そうは言っても、学力の向上は難しい。学力はそう簡単には上がらないものです。学力の伸びが止まってきたときは、志望校のレベルダウンを検討しましょう。いまの力でも通る大学を探す。下振れしても通るレベルの大学を受験する。学力80なら、レベル60程度の大学が安全圏。志望校を落とすのは悔しいでしょう。行きたい大学へ行けるよう、まずは学力向上を目指してください。
別室受験を申請する


ミソフォニア学生は別室受験できるケースがあるようです。受験生のひしめく教室ではなく、自分一人しか居ない静かな部屋で。試験開始と同時に試験監督は部屋を立ち去ります。トリガー音に怯える必要はない。純粋に学力勝負を演じられる。健常者と同じ土俵で戦えます。最高ですね。音のハンデから解き放たれれば負ける気がしません。
どうしても音に悩まされたくない方は別室受験の検討を加速してください。別室で受けるには事前申請が欠かせません。いつまでに申請すればいいか。そもそも別室受験が可能かどうか。ネットで詳しく調べてみましょう。
私自身は別室受験を経験していません。近年では「受験上の配慮」として申請が認められるケースがあるようです。医師の診断書や申請期限など、各試験機関の公式情報を早めに確認するのをオススメします。
最後に
ミソフォニアとして大学受験を乗り越えるのは決して簡単ではありません。私は自身の経験を通して、その辛さも、どうすれば軽減できるのかも身をもって学びました。
受験において最大の武器は、自己を知り、対策を講じること。試験直前まで音楽で脳をリラックスさせる。トリガー音に「反応しない」意識を保つ。そして、自分の学力が「下振れ」する可能性をあらかじめ考え、対処法を準備しておくこと。別室受験制度を利用するのも道を拓く一手になるかもしれません。

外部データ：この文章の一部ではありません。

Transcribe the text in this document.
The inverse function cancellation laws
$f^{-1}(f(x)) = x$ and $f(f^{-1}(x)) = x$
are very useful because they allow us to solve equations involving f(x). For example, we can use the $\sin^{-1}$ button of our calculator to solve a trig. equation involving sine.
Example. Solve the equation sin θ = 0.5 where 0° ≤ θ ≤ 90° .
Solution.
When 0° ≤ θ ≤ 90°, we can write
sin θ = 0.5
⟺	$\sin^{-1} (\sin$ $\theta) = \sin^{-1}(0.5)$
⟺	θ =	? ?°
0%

ミソフォニアと闘う受験生にとって、試験は単なる学力勝負を超えた「自分との戦い」。だからこそ、自分の弱さも、強さも、しっかりと把握しましょう。自分を知り、工夫と準備を重ねれば、困難は確実に乗り越えられます。
この記事が、同じ悩みを持つあなたの背中をそっと押す存在となることを願っています。